Shortly after the August 17, 1998, default and devaluation, the Central Bank of Russia imposed a 75% repatriation rule on export revenues. Exporters were required to repatriate 75% of their overseas earnings and sell them for rubles on the domestic market. We discussed this process at length in “The 100% Repatriation Rule: An Option for Russia.”
Despite concerns about capital flight and its presumed harmful effects, the Central Bank’s 75% repatriation policy is not popular. Critics fall into two camps. The first is opposed on ideological grounds. Financial liberalization, free movement of capital, is a standard view of the International Monetary Fund, other international financial institutions, the U.S. Treasury, and numerous scholars in think tanks and universities. Their Russian counterparts, who have read Western textbooks or studied in the West, agree that reducing or eliminating exchange controls on capital account transactions are a hallmark of a market economy. To the extent that the Central Bank restricts these transactions, Russia is seen to lag the West.
The second camp is opposed to the 75% repatriation rule on pragmatic grounds. Its members, who include bankers, owners and managers of exporting enterprises, lawyers, and investment analysts, argue that it is easy to circumvent capital controls, and, that as a matter of fact, the rule is only partly effective. Accordingly, they maintain, why not simply adjust policy with reality.
Before addressing these points, it is important to clarify some aspects of capital flight. Capital flight is both external and internal. It is external when exporters leave foreign currency earnings abroad. It is internal when Russian households buy dollars and stuff them in cookie jars and mattresses or use them as the medium of exchange. It is also internal when the Central Bank buys dollars and holds them as reserves. In every case, this portion of export revenues is not available to finance consumption or investment.
The absence of exchange controls on both current and capital account transactions is standard policy in Western market economies. Member nations of the OECD largely comply with this approach.
Proponents of relaxing or removing the Central Bank’s 75% repatriation rule argue that it is incompatible with Russia’s transition to a market economy. The flaw in this argument is that Russia has not evolved into a market economy. Rather, it has devolved into what we call Enterprise Network Socialism. We explained this phenomenon in Chapter 1 of From Predation to Prosperity: Breaking Up Enterprise Network Socialism in Russia. The enterprise network inherited from Soviet central planning effectively seized control of fiscal and monetary policy. During 1991–1998, the government was unable to enforce tax remittance. The Central Bank, during 1991–1995, was unable to control monetary policy or defend the ruble and, in 1998 again unable to defend the ruble.

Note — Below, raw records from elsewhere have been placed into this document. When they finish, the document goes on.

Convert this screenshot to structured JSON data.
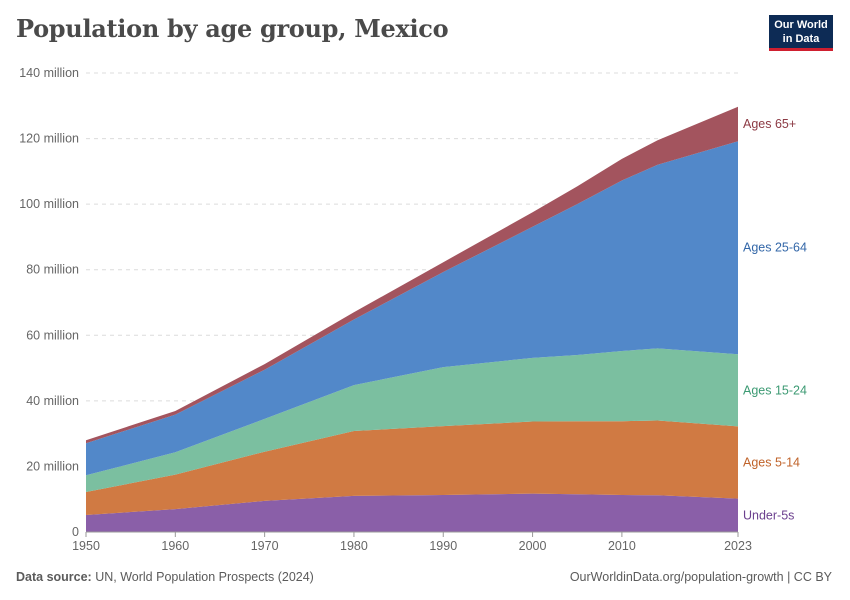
{
  "title": "Population by age group, Mexico",
  "logo": {
    "line1": "Our World",
    "line2": "in Data"
  },
  "footer": {
    "source_label": "Data source:",
    "source_text": "UN, World Population Prospects (2024)",
    "link": "OurWorldinData.org/population-growth | CC BY"
  },
  "chart_data": {
    "type": "area",
    "stacked": true,
    "x": [
      1950,
      1960,
      1970,
      1980,
      1990,
      2000,
      2005,
      2010,
      2014,
      2023
    ],
    "xticks": [
      1950,
      1960,
      1970,
      1980,
      1990,
      2000,
      2010,
      2023
    ],
    "xlim": [
      1950,
      2023
    ],
    "ylim": [
      0,
      140000000
    ],
    "yticks": [
      {
        "v": 0,
        "label": "0"
      },
      {
        "v": 20000000,
        "label": "20 million"
      },
      {
        "v": 40000000,
        "label": "40 million"
      },
      {
        "v": 60000000,
        "label": "60 million"
      },
      {
        "v": 80000000,
        "label": "80 million"
      },
      {
        "v": 100000000,
        "label": "100 million"
      },
      {
        "v": 120000000,
        "label": "120 million"
      },
      {
        "v": 140000000,
        "label": "140 million"
      }
    ],
    "grid": true,
    "legend": "right-inline",
    "series": [
      {
        "name": "Under-5s",
        "color": "#8a5fa8",
        "label_color": "#6b3f8e",
        "values": [
          5200000,
          7000000,
          9500000,
          11000000,
          11300000,
          11700000,
          11500000,
          11300000,
          11200000,
          10200000
        ]
      },
      {
        "name": "Ages 5-14",
        "color": "#d07a43",
        "label_color": "#c0632a",
        "values": [
          7000000,
          10500000,
          15000000,
          19800000,
          21000000,
          22000000,
          22300000,
          22500000,
          22800000,
          22000000
        ]
      },
      {
        "name": "Ages 15-24",
        "color": "#7bbfa0",
        "label_color": "#3c9a73",
        "values": [
          5100000,
          6800000,
          10000000,
          14000000,
          18000000,
          19400000,
          20200000,
          21400000,
          22000000,
          22000000
        ]
      },
      {
        "name": "Ages 25-64",
        "color": "#5288c9",
        "label_color": "#3367a8",
        "values": [
          9800000,
          11500000,
          15000000,
          20000000,
          29000000,
          40000000,
          46000000,
          52000000,
          56000000,
          65000000
        ]
      },
      {
        "name": "Ages 65+",
        "color": "#a3545e",
        "label_color": "#8c3a44",
        "values": [
          900000,
          1100000,
          1700000,
          2200000,
          3000000,
          4400000,
          5400000,
          6600000,
          7500000,
          10500000
        ]
      }
    ]
  }
}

Under enterprise network socialism, the 75% rule enables the government to more effectively enforce tax remittance. The repatriation rule increases internal cash flow, which, in turn, eases the payment jam, reduces the issue of excess invoices, facilitates payments, and thus fuels economic growth; and simultaneously reduces payroll and tax arrears. With the 75% rule, the Central Bank gains greater control over monetary policy and acquires reserves to maintain a stable exchange rate of the ruble. See our previous comment, “Is Financial Liberalization Good for Russia?”

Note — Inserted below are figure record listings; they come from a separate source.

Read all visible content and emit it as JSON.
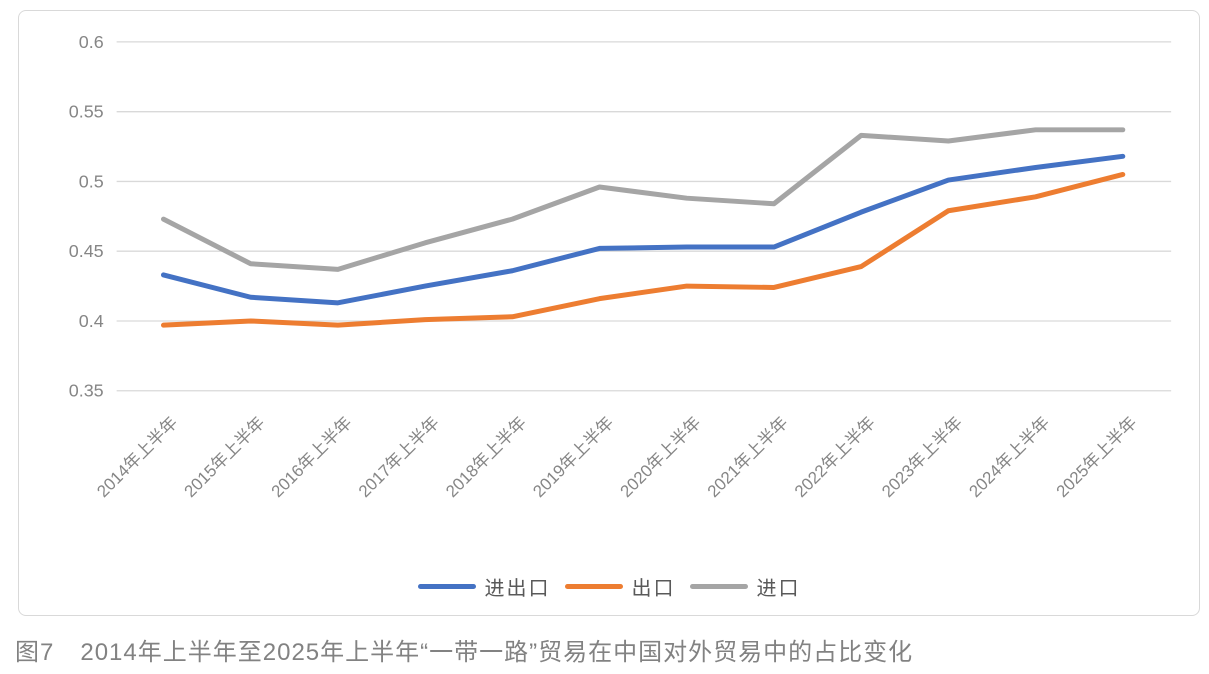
{
  "caption": {
    "figure_label": "图7",
    "text": "2014年上半年至2025年上半年“一带一路”贸易在中国对外贸易中的占比变化"
  },
  "chart_data": {
    "type": "line",
    "title": "",
    "xlabel": "",
    "ylabel": "",
    "categories": [
      "2014年上半年",
      "2015年上半年",
      "2016年上半年",
      "2017年上半年",
      "2018年上半年",
      "2019年上半年",
      "2020年上半年",
      "2021年上半年",
      "2022年上半年",
      "2023年上半年",
      "2024年上半年",
      "2025年上半年"
    ],
    "series": [
      {
        "name": "进出口",
        "color": "#4472C4",
        "values": [
          0.433,
          0.417,
          0.413,
          0.425,
          0.436,
          0.452,
          0.453,
          0.453,
          0.478,
          0.501,
          0.51,
          0.518
        ]
      },
      {
        "name": "出口",
        "color": "#ED7D31",
        "values": [
          0.397,
          0.4,
          0.397,
          0.401,
          0.403,
          0.416,
          0.425,
          0.424,
          0.439,
          0.479,
          0.489,
          0.505
        ]
      },
      {
        "name": "进口",
        "color": "#A5A5A5",
        "values": [
          0.473,
          0.441,
          0.437,
          0.456,
          0.473,
          0.496,
          0.488,
          0.484,
          0.533,
          0.529,
          0.537,
          0.537
        ]
      }
    ],
    "ylim": [
      0.35,
      0.6
    ],
    "ytick_step": 0.05,
    "ytick_labels": [
      "0.6",
      "0.55",
      "0.5",
      "0.45",
      "0.4",
      "0.35"
    ],
    "ytick_values": [
      0.6,
      0.55,
      0.5,
      0.45,
      0.4,
      0.35
    ],
    "grid": true,
    "legend_position": "bottom",
    "colors": {
      "axis_label": "#868686",
      "gridline": "#d9d9d9",
      "legend_label": "#595959",
      "caption": "#828282",
      "card_border": "#d9d9d9"
    }
  }
}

If the Russian government were willing and able to directly tax natural resource exporting enterprises, there would be no need for the 75% repatriation rule. But it has been unwilling and unable to do so. Before the 75% rule was imposed, the enterprise network determined the effective rate of tax it would pay.
Opponents of the 75% rule in the ideological camp thus misapply a policy suitable to market economies. Russia has yet to become a market economy. It will do so only after a proper policy set has been put in place.
Opponents of the 75% rule in the pragmatic policy camp misunderstand capital flight. Once the dollars have returned to Russia and been exchanged for rubles, any household or enterprise can buy dollars with rubles. Whether these dollars are stuffed in mattresses or shipped overseas through circuitous means is irrelevant. What matters is that the rubles ease the payment jam. Of course, it would be still better if the dollars could be invested in productive activity, but this requires a real banking system along the lines we set forth in Fixing Russia’s Banks, and making the dollar a legal tender along with the ruble. (On the latter point, see “It’s the Dollar”)
If and when Russia becomes a market economy and the government can directly tax resource exporting firms, the 75% rule will no longer be necessary. If the rule is prematurely abandoned, we can expect a rise in the issue of excess invoices and a rise of tax and payroll arrears and consequential defaults. Should world market prices for oil further decline and remain low, keeping the rule becomes even more important.